Tuesday, May 2, 2017

FAMILY

On April 28, 1951, we were two twenty-one year old college kids skipping our classes at the University of Detroit to honeymoon at the Edgewater Beach Hotel in Chicago.

She still has the key to that 14th floor suite.

It was a four day whirlwind. We saw the classic musical “South Pacific,” and “The Moon is Blue” on the stage. One night, we caught the comedy team of Dean Martin and Jerry Lewis at a night club.

We went back to Chicago last week, celebrating sixty-six years of marriage.
It’s a different city, of course. The Edgewater Beach is gone, sacrificed to the widening of Lake Shore Drive.

Still, Chicago is the toddlin’ town of story and song. We dined at RL, the campy restaurant under Ralph Loren’s roof. We looked down on the Navy Pier from an 18th floor suite at the Ritz Carlton.

And we went to the Private Bank Theater to see “Hamilton.” It turned out to be everything we had heard about it; a faithful recounting of the life of the man whose face is on the ten dollar bill, performed with incredible vigor and verve by a talented cast of young Americans.

It’s not a musical comedy; it’s not an opera or an operetta. The story is told in the urgent rhythm of rap music, with its random rhymes and sassy vocabulary. I dubbed it a “Rapera” and I predict there will be more of it on stage in New York and elsewhere in the years ahead.

I confess that I gave in to the wonder of celebrating a marriage that has lasted for two thirds of a century. Waiters and clerks, cab drivers and doormen; they all respond with good cheer and friendly smiles when you tell them that you are celebrating sixty six years of marriage.

And, of course, being a classically presumptive pedant, I can’t resist posing a quiz to one and all. “Do you know who was President in 1951?”

I chuckle in my eighty-seven year old superiority as I tell them it was Harry Truman. I chuckle, that is, until I realize that if someone had asked me when I was thirty years old, “Who was president 66 years ago?” I would not have known it was Grover Cleveland.

There are, indeed times when I feel like a visitor from another planet. Coming back to Lansing after a number of years, I marvel at new buildings, new land marks, old roads going new places.

This morning I will meet a new primary care physician, and later this week there will be a CT scan and more meetings with the oncologist and the urologist.

Polly was an orphan when I married her in 1951. I promised her that she would never be alone again.

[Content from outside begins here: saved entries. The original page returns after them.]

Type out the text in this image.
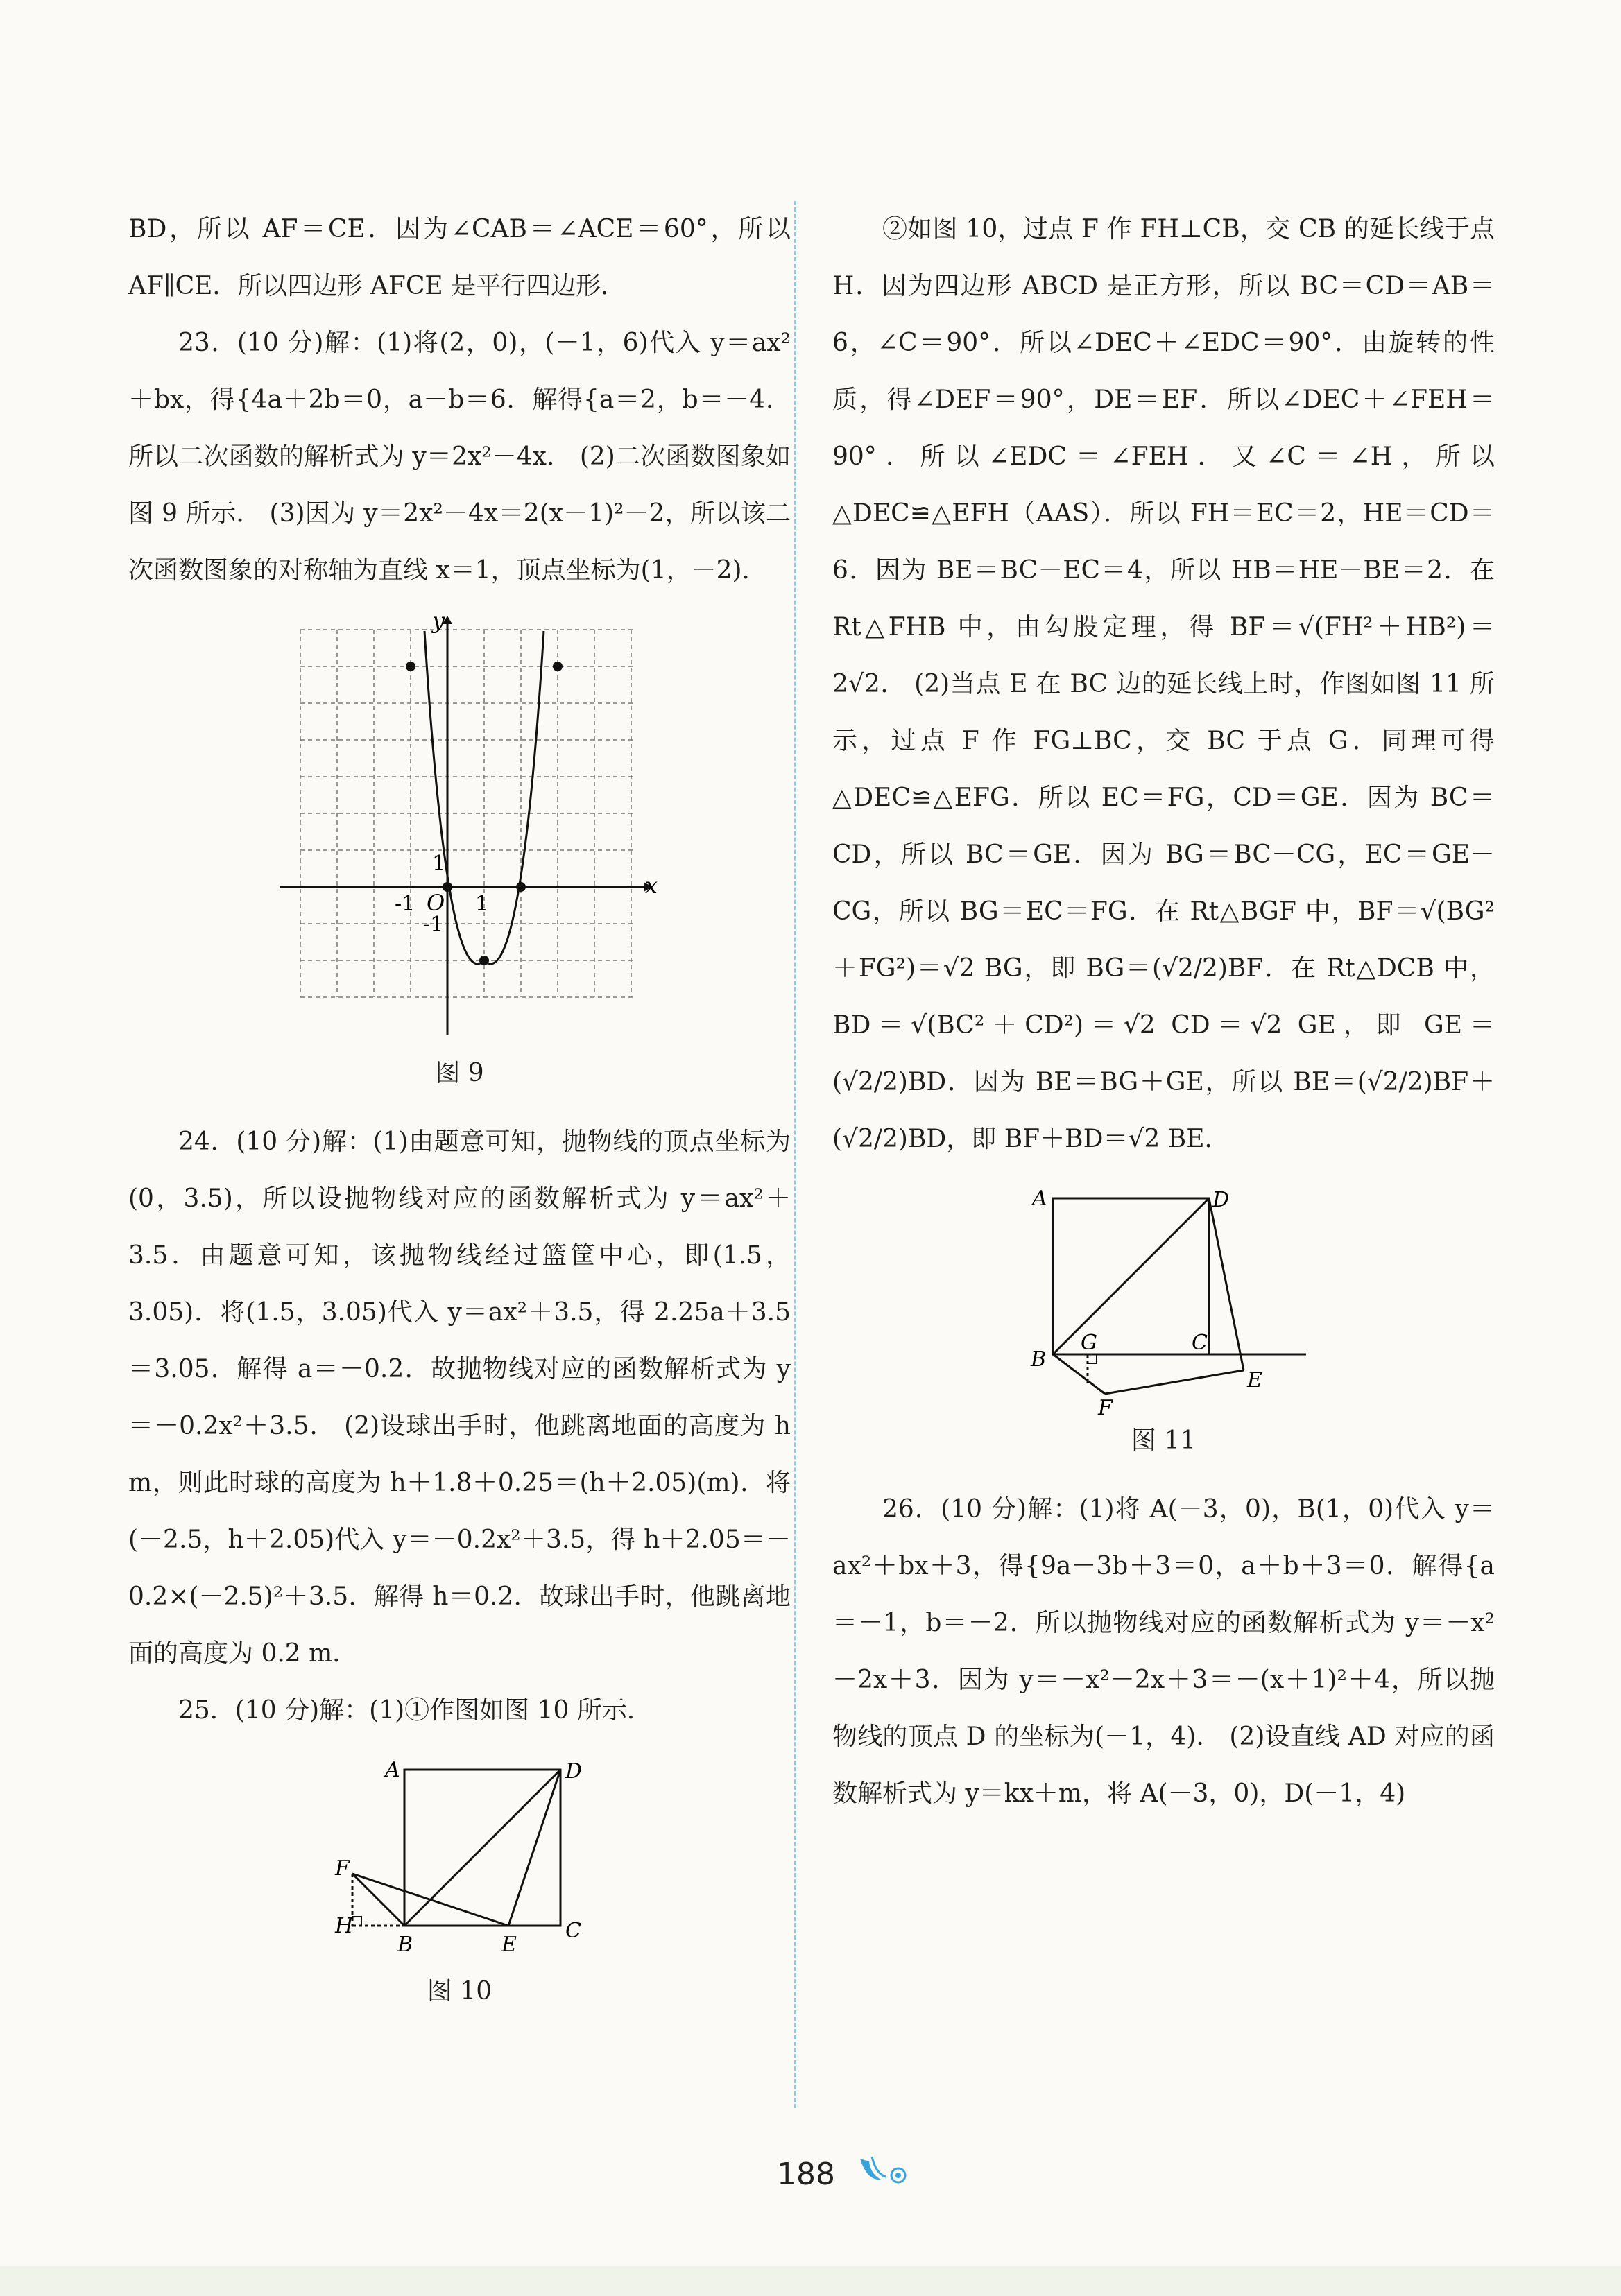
BD，所以 AF＝CE．因为∠CAB＝∠ACE＝60°，所以 AF∥CE．所以四边形 AFCE 是平行四边形．

23．(10 分)解：(1)将(2，0)，(－1，6)代入 y＝ax²＋bx，得{4a＋2b＝0，a－b＝6．解得{a＝2，b＝－4．所以二次函数的解析式为 y＝2x²－4x． (2)二次函数图象如图 9 所示． (3)因为 y＝2x²－4x＝2(x－1)²－2，所以该二次函数图象的对称轴为直线 x＝1，顶点坐标为(1，－2)．

x
y
O
-1	1
1
-1
图 9

24．(10 分)解：(1)由题意可知，抛物线的顶点坐标为(0，3.5)，所以设抛物线对应的函数解析式为 y＝ax²＋3.5．由题意可知，该抛物线经过篮筐中心，即(1.5，3.05)．将(1.5，3.05)代入 y＝ax²＋3.5，得 2.25a＋3.5＝3.05．解得 a＝－0.2．故抛物线对应的函数解析式为 y＝－0.2x²＋3.5． (2)设球出手时，他跳离地面的高度为 h m，则此时球的高度为 h＋1.8＋0.25＝(h＋2.05)(m)．将(－2.5，h＋2.05)代入 y＝－0.2x²＋3.5，得 h＋2.05＝－0.2×(－2.5)²＋3.5．解得 h＝0.2．故球出手时，他跳离地面的高度为 0.2 m．

25．(10 分)解：(1)①作图如图 10 所示．

A	D
F
H
B	E
C
图 10

②如图 10，过点 F 作 FH⊥CB，交 CB 的延长线于点 H．因为四边形 ABCD 是正方形，所以 BC＝CD＝AB＝6，∠C＝90°．所以∠DEC＋∠EDC＝90°．由旋转的性质，得∠DEF＝90°，DE＝EF．所以∠DEC＋∠FEH＝90°．所以∠EDC＝∠FEH．又∠C＝∠H，所以△DEC≌△EFH（AAS）．所以 FH＝EC＝2，HE＝CD＝6．因为 BE＝BC－EC＝4，所以 HB＝HE－BE＝2．在Rt△FHB 中，由勾股定理，得 BF＝√(FH²＋HB²)＝2√2． (2)当点 E 在 BC 边的延长线上时，作图如图 11 所示，过点 F 作 FG⊥BC，交 BC 于点 G．同理可得△DEC≌△EFG．所以 EC＝FG，CD＝GE．因为 BC＝CD，所以 BC＝GE．因为 BG＝BC－CG，EC＝GE－CG，所以 BG＝EC＝FG．在 Rt△BGF 中，BF＝√(BG²＋FG²)＝√2 BG，即 BG＝(√2/2)BF．在 Rt△DCB 中，BD＝√(BC²＋CD²)＝√2 CD＝√2 GE，即 GE＝(√2/2)BD．因为 BE＝BG＋GE，所以 BE＝(√2/2)BF＋(√2/2)BD，即 BF＋BD＝√2 BE．

A	D
B
G	C
E
F
图 11

26．(10 分)解：(1)将 A(－3，0)，B(1，0)代入 y＝ax²＋bx＋3，得{9a－3b＋3＝0，a＋b＋3＝0．解得{a＝－1，b＝－2．所以抛物线对应的函数解析式为 y＝－x²－2x＋3．因为 y＝－x²－2x＋3＝－(x＋1)²＋4，所以抛物线的顶点 D 的坐标为(－1，4)． (2)设直线 AD 对应的函数解析式为 y＝kx＋m，将 A(－3，0)，D(－1，4)

188
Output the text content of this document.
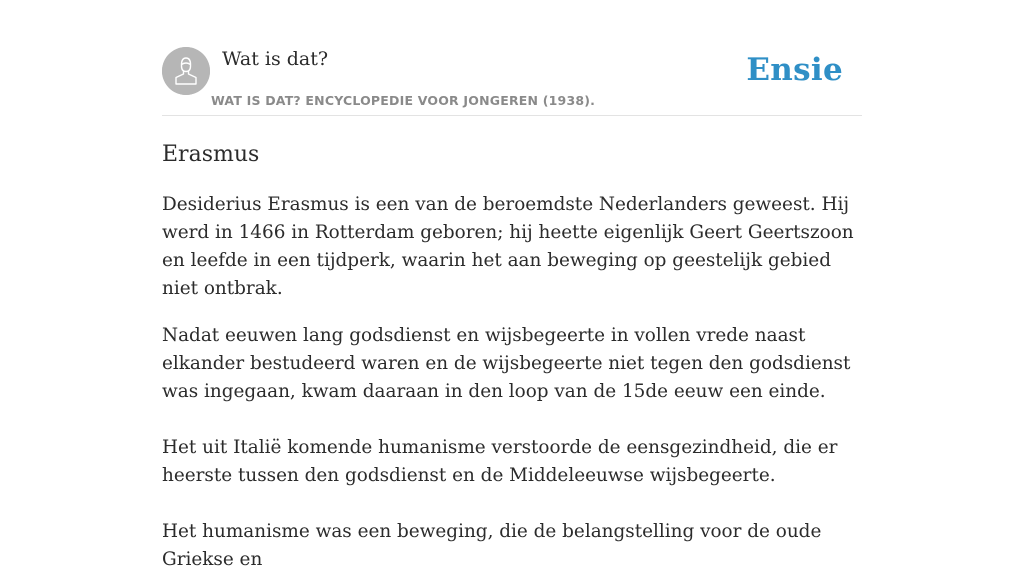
Wat is dat?
WAT IS DAT? ENCYCLOPEDIE VOOR JONGEREN (1938).
Ensie
Erasmus

Desiderius Erasmus is een van de beroemdste Nederlanders geweest. Hij werd in 1466 in Rotterdam geboren; hij heette eigenlijk Geert Geertszoon en leefde in een tijdperk, waarin het aan beweging op geestelijk gebied niet ontbrak.

Nadat eeuwen lang godsdienst en wijsbegeerte in vollen vrede naast elkander bestudeerd waren en de wijsbegeerte niet tegen den godsdienst was ingegaan, kwam daaraan in den loop van de 15de eeuw een einde.

Het uit Italië komende humanisme verstoorde de eensgezindheid, die er heerste tussen den godsdienst en de Middeleeuwse wijsbegeerte.

Het humanisme was een beweging, die de belangstelling voor de oude Griekse en
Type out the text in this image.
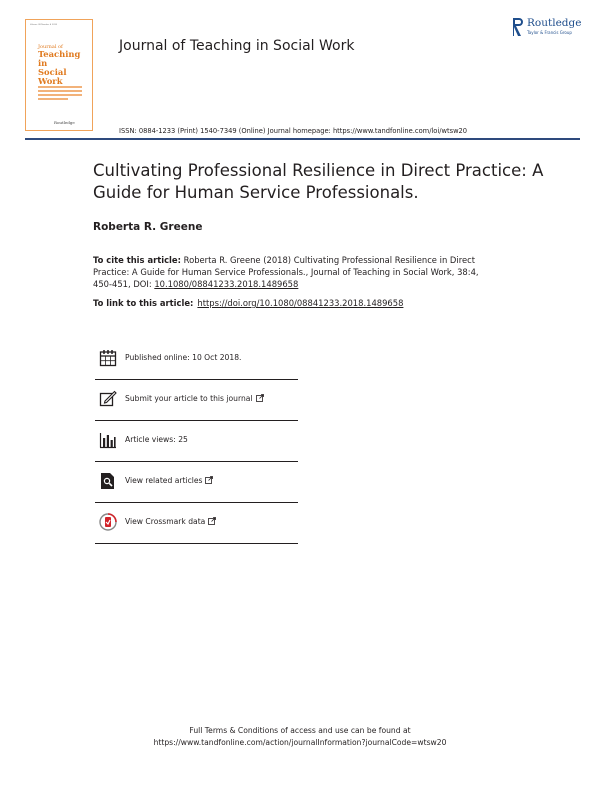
Volume 38 Number 4 2018
Journal of
Teaching in
Social Work
Routledge
Journal of Teaching in Social Work
Routledge
Taylor & Francis Group
ISSN: 0884-1233 (Print) 1540-7349 (Online) Journal homepage: https://www.tandfonline.com/loi/wtsw20
Cultivating Professional Resilience in Direct Practice: A Guide for Human Service Professionals.
Roberta R. Greene
To cite this article: Roberta R. Greene (2018) Cultivating Professional Resilience in Direct Practice: A Guide for Human Service Professionals., Journal of Teaching in Social Work, 38:4, 450-451, DOI: 10.1080/08841233.2018.1489658
To link to this article: https://doi.org/10.1080/08841233.2018.1489658
Published online: 10 Oct 2018.
Submit your article to this journal
Article views: 25
View related articles
View Crossmark data
Full Terms & Conditions of access and use can be found at
https://www.tandfonline.com/action/journalInformation?journalCode=wtsw20
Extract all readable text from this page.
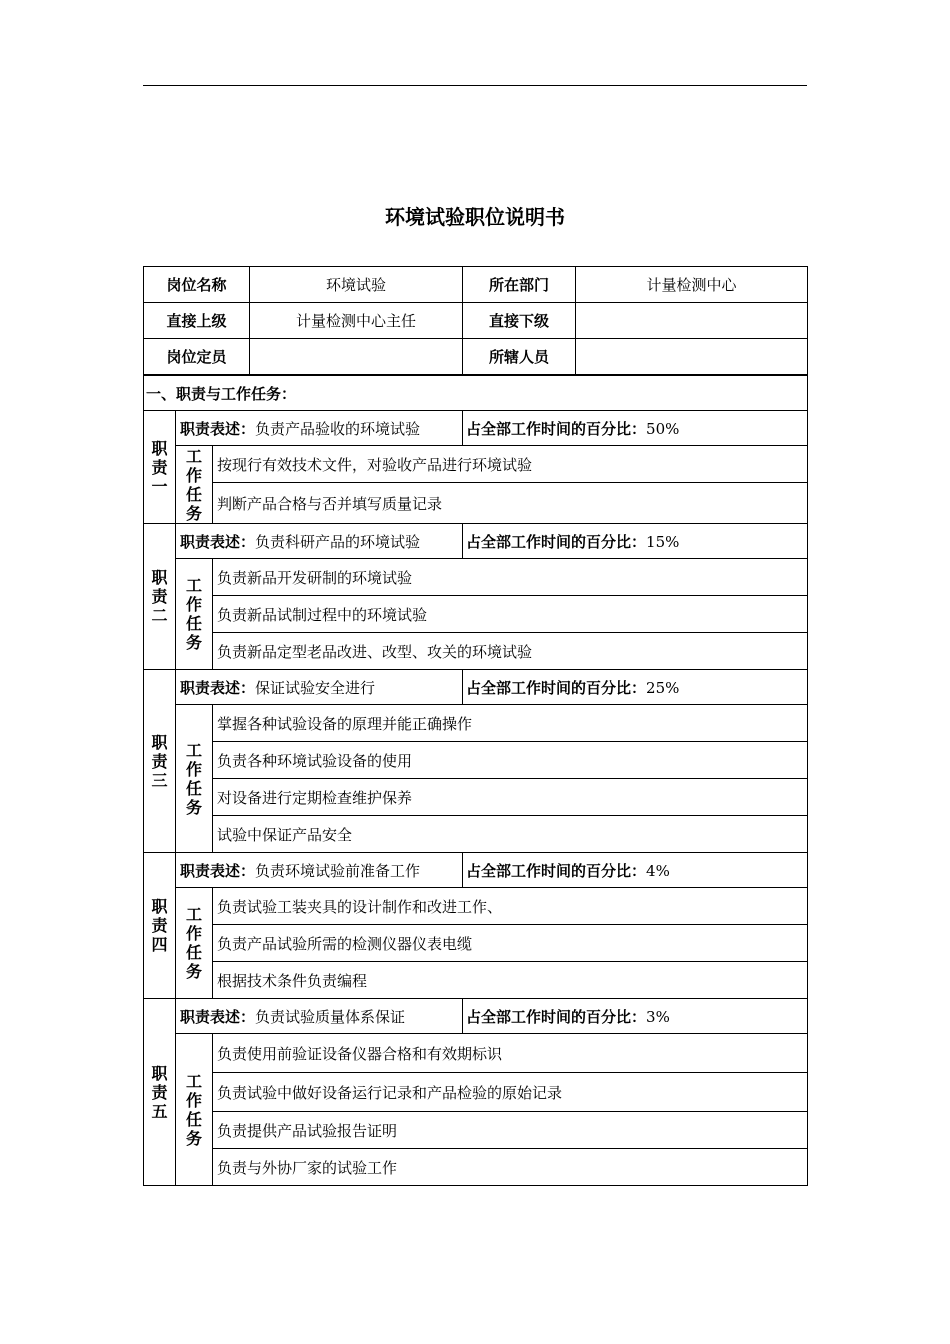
环境试验职位说明书
岗位名称			环境试验	所在部门	计量检测中心
直接上级			计量检测中心主任	直接下级	
岗位定员				所辖人员	
一、职责与工作任务：					

职责一	职责表述：负责产品验收的环境试验			占全部工作时间的百分比：50%	

	工作任务	按现行有效技术文件，对验收产品进行环境试验			
		判断产品合格与否并填写质量记录			

职责二	职责表述：负责科研产品的环境试验			占全部工作时间的百分比：15%	

	工作任务	负责新品开发研制的环境试验			
		负责新品试制过程中的环境试验			
		负责新品定型老品改进、改型、攻关的环境试验			

职责三	职责表述：保证试验安全进行			占全部工作时间的百分比：25%	

	工作任务	掌握各种试验设备的原理并能正确操作			
		负责各种环境试验设备的使用			
		对设备进行定期检查维护保养			
		试验中保证产品安全			

职责四	职责表述：负责环境试验前准备工作			占全部工作时间的百分比：4%	

	工作任务	负责试验工装夹具的设计制作和改进工作、			
		负责产品试验所需的检测仪器仪表电缆			
		根据技术条件负责编程			

职责五	职责表述：负责试验质量体系保证			占全部工作时间的百分比：3%	

	工作任务	负责使用前验证设备仪器合格和有效期标识			
		负责试验中做好设备运行记录和产品检验的原始记录			
		负责提供产品试验报告证明			
		负责与外协厂家的试验工作			
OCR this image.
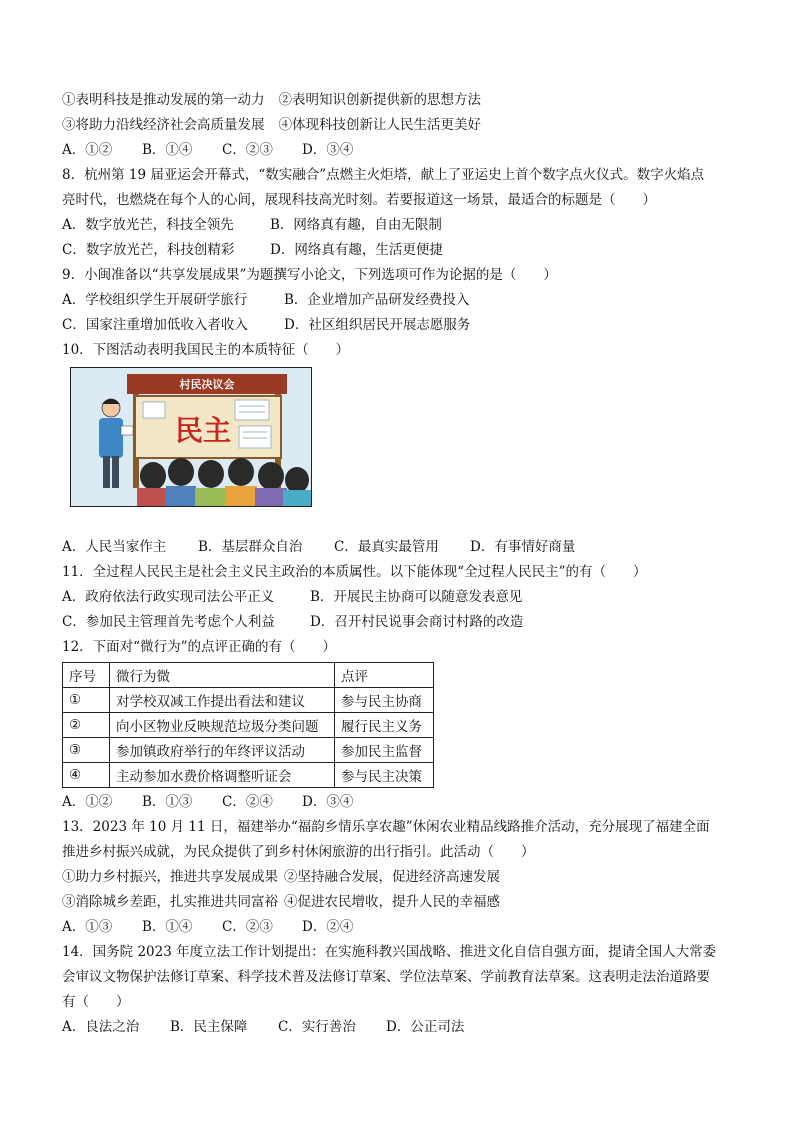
①表明科技是推动发展的第一动力 ②表明知识创新提供新的思想方法
③将助力沿线经济社会高质量发展 ④体现科技创新让人民生活更美好
A．①② B．①④ C．②③ D．③④
8．杭州第 19 届亚运会开幕式，“数实融合”点燃主火炬塔，献上了亚运史上首个数字点火仪式。数字火焰点
亮时代，也燃烧在每个人的心间，展现科技高光时刻。若要报道这一场景，最适合的标题是（　　）
A．数字放光芒，科技全领先	B．网络真有趣，自由无限制
C．数字放光芒，科技创精彩	D．网络真有趣，生活更便捷
9．小闽准备以“共享发展成果”为题撰写小论文，下列选项可作为论据的是（　　）
A．学校组织学生开展研学旅行	B．企业增加产品研发经费投入
C．国家注重增加低收入者收入	D．社区组织居民开展志愿服务
10．下图活动表明我国民主的本质特征（　　）
村民决议会
民主
A．人民当家作主 B．基层群众自治 C．最真实最管用 D．有事情好商量
11．全过程人民民主是社会主义民主政治的本质属性。以下能体现“全过程人民民主”的有（　　）
A．政府依法行政实现司法公平正义	B．开展民主协商可以随意发表意见
C．参加民主管理首先考虑个人利益	D．召开村民说事会商讨村路的改造
12．下面对“微行为”的点评正确的有（　　）
序号	微行为微	点评
①	对学校双减工作提出看法和建议	参与民主协商
②	向小区物业反映规范垃圾分类问题	履行民主义务
③	参加镇政府举行的年终评议活动	参加民主监督
④	主动参加水费价格调整听证会	参与民主决策
A．①② B．①③ C．②④ D．③④
13．2023 年 10 月 11 日，福建举办“福韵乡情乐享农趣”休闲农业精品线路推介活动，充分展现了福建全面
推进乡村振兴成就，为民众提供了到乡村休闲旅游的出行指引。此活动（　　）
①助力乡村振兴，推进共享发展成果 ②坚持融合发展，促进经济高速发展
③消除城乡差距，扎实推进共同富裕 ④促进农民增收，提升人民的幸福感
A．①③ B．①④ C．②③ D．②④
14．国务院 2023 年度立法工作计划提出：在实施科教兴国战略、推进文化自信自强方面，提请全国人大常委
会审议文物保护法修订草案、科学技术普及法修订草案、学位法草案、学前教育法草案。这表明走法治道路要
有（　　）
A．良法之治 B．民主保障 C．实行善治 D．公正司法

She isn’t. We aren’t. We are surrounded by loving family.

Neither of us ever wanted or expected to be a burden to our children. On the other hand, we didn’t expect them to eagerly anticipate our every need, as seems to be the case.

The fact is that the family is the basic unit of society; the existential structure than combines individual human beings like atoms in a molecule to create an identifiable substance. And children are essential.

The family is the first unit of human governance. The first church. The first school. The first hospital. The first court and the first jail. It is also the first choir, the first theater, the first team.

We knew those things instinctively sixty six years ago.

Now we are learning the rest of the story. Be good to your kids because they will decide what to do with you when you get old. Our family decided that we should move back to Lansing, and through a massive cooperative effort, they have ensconced us in a charming condominium at the Burcham Hills Retirement Center.

Not that either of us intend to retire. If our first days at the condo are any measure, the future will be busy, interesting and memorable. 

And Chicago is only an hour away by airplane.